Fatto prigioniero l’8 settembre 1943 dai tedeschi nei pressi di Tivoli, dove l’unità carrista era stata distaccata nella difesa di Roma, riuscì a darsi alla fuga e a rientrare in Emilia, dove confluì nella Resistenza italiana diventando comandante del terzo battaglione della 77ª Brigata SAP “Fratelli Manfredi”, composto da 900 uomini. Durante questo periodo acquisì i soprannomi di Demos, poi Giorgio e infine Diavolo, datogli per una fuga rocambolesca dai tedeschi; egli stesso ha in seguito raccontato: «Ero in bicicletta, disarmato, in una zona che credevo sicura. I tedeschi sbucarono da un argine. Mi buttai giù e corsi zigzagando tra gli alberi, mentre quelli sparavano all’impazzata. Da una finestra due sorelle, nostre staffette, esclamarono: “L’è propria al dievel”».

Durante la guerra partecipò a tredici scontri a fuoco e a due battaglie in campo aperto, quelle di Fabbrico e di Fosdondo (dove invece perì, fra gli altri, Luciano Tondelli), contro i nazifascisti, riportando due ferite. Dopo la liberazione venne nominato comandante della piazza di Correggio, quindi ufficiale addetto ai rapporti tra il governatorato e le amministrazioni comunali della bassa reggiana dal governatore americano Adam Jannette. Si distinse anche per l’equilibrio e la difesa di prigionieri fascisti appartenenti alla Repubblica Sociale Italiana, evitando in più occasioni – come testimoniarono al processo di Perugia del 1947 alcuni di essi – tentativi di giustizia sommaria. Fu anche responsabile partigiano del carcere di Correggio e in tale ruolo, il 27 aprile 1945, respinse il primo di due assalti alla prigione da parte dei partigiani, i quali, senza un mandato del Comitato di liberazione nazionale, volevano prelevare sette repubblichini; per questo un capo militare della Resistenza lo minacciò giurandogli: «Un giorno ci sarà una pallottola anche per te!».

Segretario dell’Associazione Nazionale Partigiani d’Italia (ANPI) di Correggio, si distinse nell’immediato dopoguerra come pioniere della riconciliazione nazionale aprendo una mensa del reduce cui potevano accedere partigiani ed ex-fascisti che non si erano macchiati di crimini. Alla domanda: «Rifarebbe oggi ciò che fece allora?», Nicolini rispose: «Certo che lo rifarei, perché non ho nulla di cui pentirmi o vergognarmi, avendo sempre fatto il partigiano nel più assoluto rispetto delle norme internazionali di guerra, come da trattato di Ginevra».
Alle elezioni amministrative del marzo 1946 fu eletto nel Consiglio comunale di Correggio con la lista del Partito Comunista Italiano: a fine dicembre dello stesso anno, dopo le dimissioni del Sindaco Arrigo Guerrieri, divenne primo cittadino, ricevendo anche i voti di tre consiglieri dell’opposizione democristiana, in una zona e in un periodo ancora turbati dalle vendette e dai delitti di stampo politico.

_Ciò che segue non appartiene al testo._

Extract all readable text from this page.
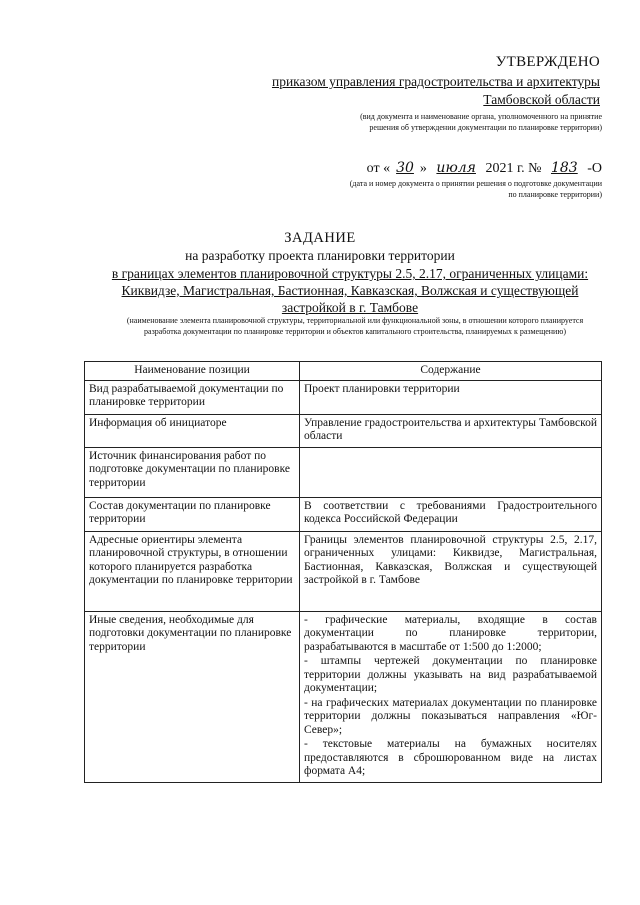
УТВЕРЖДЕНО
приказом управления градостроительства и архитектуры
Тамбовской области
(вид документа и наименование органа, уполномоченного на принятие решения об утверждении документации по планировке территории)
от « 30 » июля 2021 г. № 183 -О
(дата и номер документа о принятии решения о подготовке документации по планировке территории)
ЗАДАНИЕ
на разработку проекта планировки территории
в границах элементов планировочной структуры 2.5, 2.17, ограниченных улицами: Киквидзе, Магистральная, Бастионная, Кавказская, Волжская и существующей застройкой в г. Тамбове
(наименование элемента планировочной структуры, территориальной или функциональной зоны, в отношении которого планируется разработка документации по планировке территории и объектов капитального строительства, планируемых к размещению)
Наименование позиции	Содержание
Вид разрабатываемой документации по планировке территории	Проект планировки территории

Информация об инициаторе	Управление градостроительства и архитектуры Тамбовской области

Источник финансирования работ по подготовке документации по планировке территории	

Состав документации по планировке территории	В соответствии с требованиями Градостроительного кодекса Российской Федерации

Адресные ориентиры элемента планировочной структуры, в отношении которого планируется разработка документации по планировке территории	Границы элементов планировочной структуры 2.5, 2.17, ограниченных улицами: Киквидзе, Магистральная, Бастионная, Кавказская, Волжская и существующей застройкой в г. Тамбове

Иные сведения, необходимые для подготовки документации по планировке территории	- графические материалы, входящие в состав документации по планировке территории, разрабатываются в масштабе от 1:500 до 1:2000;
- штампы чертежей документации по планировке территории должны указывать на вид разрабатываемой документации;
- на графических материалах документации по планировке территории должны показываться направления «Юг-Север»;
- текстовые материалы на бумажных носителях предоставляются в сброшюрованном виде на листах формата А4;
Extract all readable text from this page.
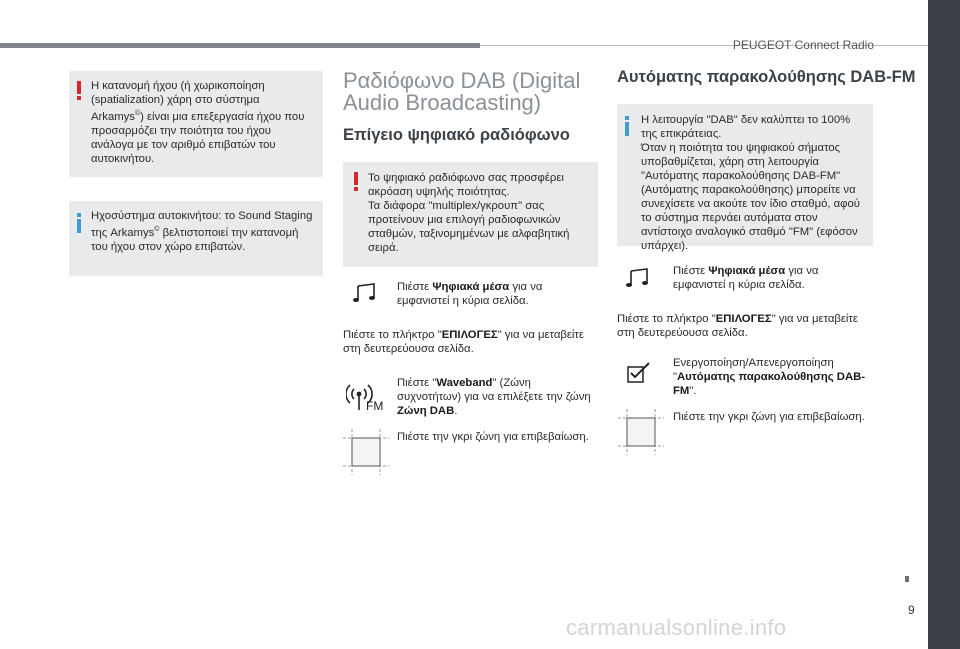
PEUGEOT Connect Radio
9
carmanualsonline.info
Η κατανομή ήχου (ή χωρικοποίηση (spatialization) χάρη στο σύστημα Arkamys©) είναι μια επεξεργασία ήχου που προσαρμόζει την ποιότητα του ήχου ανάλογα με τον αριθμό επιβατών του αυτοκινήτου.
Ηχοσύστημα αυτοκινήτου: το Sound Staging της Arkamys© βελτιστοποιεί την κατανομή του ήχου στον χώρο επιβατών.
Ραδιόφωνο DAB (Digital Audio Broadcasting)
Επίγειο ψηφιακό ραδιόφωνο
Το ψηφιακό ραδιόφωνο σας προσφέρει ακρόαση υψηλής ποιότητας.
Τα διάφορα "multiplex/γκρουπ" σας προτείνουν μια επιλογή ραδιοφωνικών σταθμών, ταξινομημένων με αλφαβητική σειρά.
Πιέστε Ψηφιακά μέσα για να εμφανιστεί η κύρια σελίδα.
Πιέστε το πλήκτρο "ΕΠΙΛΟΓΕΣ" για να μεταβείτε στη δευτερεύουσα σελίδα.
FM
Πιέστε "Waveband" (Ζώνη συχνοτήτων) για να επιλέξετε την ζώνη Ζώνη DAB.
Πιέστε την γκρι ζώνη για επιβεβαίωση.
Αυτόματης παρακολούθησης DAB-FM
Η λειτουργία "DAB" δεν καλύπτει το 100% της επικράτειας.
Όταν η ποιότητα του ψηφιακού σήματος υποβαθμίζεται, χάρη στη λειτουργία "Αυτόματης παρακολούθησης DAB-FM" (Αυτόματης παρακολούθησης) μπορείτε να συνεχίσετε να ακούτε τον ίδιο σταθμό, αφού το σύστημα περνάει αυτόματα στον αντίστοιχο αναλογικό σταθμό "FM" (εφόσον υπάρχει).
Πιέστε Ψηφιακά μέσα για να εμφανιστεί η κύρια σελίδα.
Πιέστε το πλήκτρο "ΕΠΙΛΟΓΕΣ" για να μεταβείτε στη δευτερεύουσα σελίδα.
Ενεργοποίηση/Απενεργοποίηση "Αυτόματης παρακολούθησης DAB-FM".
Πιέστε την γκρι ζώνη για επιβεβαίωση.
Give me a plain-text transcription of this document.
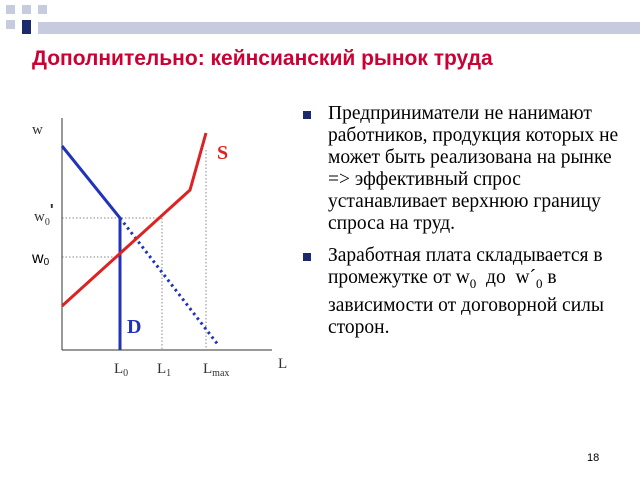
Дополнительно: кейнсианский рынок труда
w
L
$w_0'$
w0
$L_0$ $L_1$ $L_{max}$
S
D
Предприниматели не нанимают работников, продукция которых не может быть реализована на рынке => эффективный спрос устанавливает верхнюю границу спроса на труд.
Заработная плата складывается в промежутке от $w_0$  до  $w´_0$ в зависимости от договорной силы сторон.
18
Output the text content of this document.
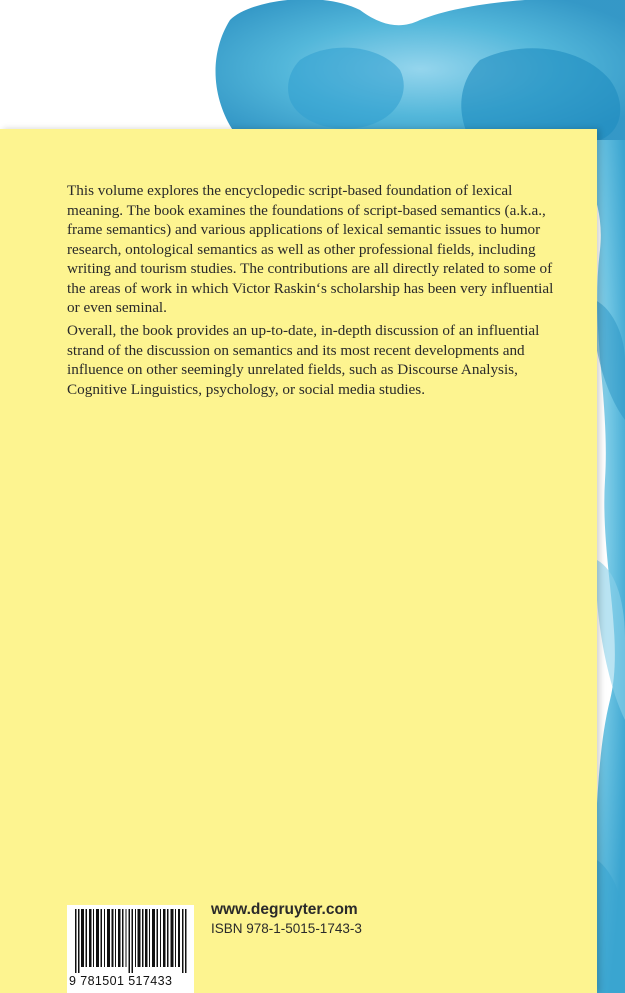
This volume explores the encyclopedic script-based foundation of lexical meaning. The book examines the foundations of script-based semantics (a.k.a., frame semantics) and various applications of lexical semantic issues to humor research, ontological semantics as well as other professional fields, including writing and tourism studies. The contributions are all directly related to some of the areas of work in which Victor Raskin‘s scholarship has been very influential or even seminal.

Overall, the book provides an up-to-date, in-depth discussion of an influential strand of the discussion on semantics and its most recent developments and influence on other seemingly unrelated fields, such as Discourse Analysis, Cognitive Linguistics, psychology, or social media studies.

9 781501 517433
www.degruyter.com
ISBN 978-1-5015-1743-3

Fondendo gli ideali comunisti con quelli cattolici, si impegnò principalmente per la popolazione più bisognosa e per gli ex combattenti della guerra.

L’assassinio di Umberto Pessina
Il 18 giugno 1946 nei pressi della parrocchia di San Martino Piccolo, una frazione di Correggio, venne ucciso sulla porta della canonica con due colpi di pistola don Umberto Pessina.Dopo due arresti errati di persone che avevano avuto dei dissapori col prete, del delitto, che si unisce alle altre esecuzioni sommarie eseguite dopo la liberazione, vennero accusati Germano Nicolini, Ello Ferretti e Antonio Prodi (detto Negus), tre partigiani, i quali vennero arrestati nel 1947. I sospetti si concentrarono su Nicolini in seguito alla rivelazione di una donna, Ida Lazzaretti, che testimoniò di averlo sentito pronunciare la sera precedente il delitto le seguenti parole: «Quel prete bisogna subito toglierlo dal mondo». Nel 1992, quando venne riaperto il caso, la nipote di Lazzaretti affermò che la donna aveva confessato a suo figlio di avere mentito al processo, spinta a fare ciò dal parroco di Correggio, don Enzo Neviani, mediante una ricompensa economica.

Ma i veri responsabili erano Cesarino Catellani, Ero Righi e William Gaiti, anch’essi partigiani; i primi due, nel gennaio 1948, un anno e mezzo dopo il delitto, dopo essere fuggiti in Jugoslavia confessarono addirittura spontaneamente il crimine, che commisero per errore, ma non furono creduti e vennero condannati per autocalunnia. Le confessioni di Catellani e Righi vennero interpretate come un tentativo di salvare il sindaco di Correggio dall’accusa infamante di omicidio per ragioni di partito fissate da Ottavio Mogotti, segretario comunista di Correggio.Il testimone chiave dell’accusa, Antenore Valla, affermò più volte durante il processo che le proprie dichiarazioni gli erano state estorte e di esser stato torturato[ – mediante un cerchio metallico stretto attorno alla testa – dai carabinieri del capitano Pasquale Vesce che, per la solerzia dimostrata nel risolvere il caso, ottenne dal Papa la commenda pontificia dell’Ordine di San Silvestro Papa e fu promosso generale.Valla era un ex partigiano e sperava di avere la libertà in cambio delle sue rivelazioni.Egli mentendo raccontò che lo stesso Prodi gli aveva confessato di avere ucciso don Pessina insieme a Ferretti, su ordine di Nicolini.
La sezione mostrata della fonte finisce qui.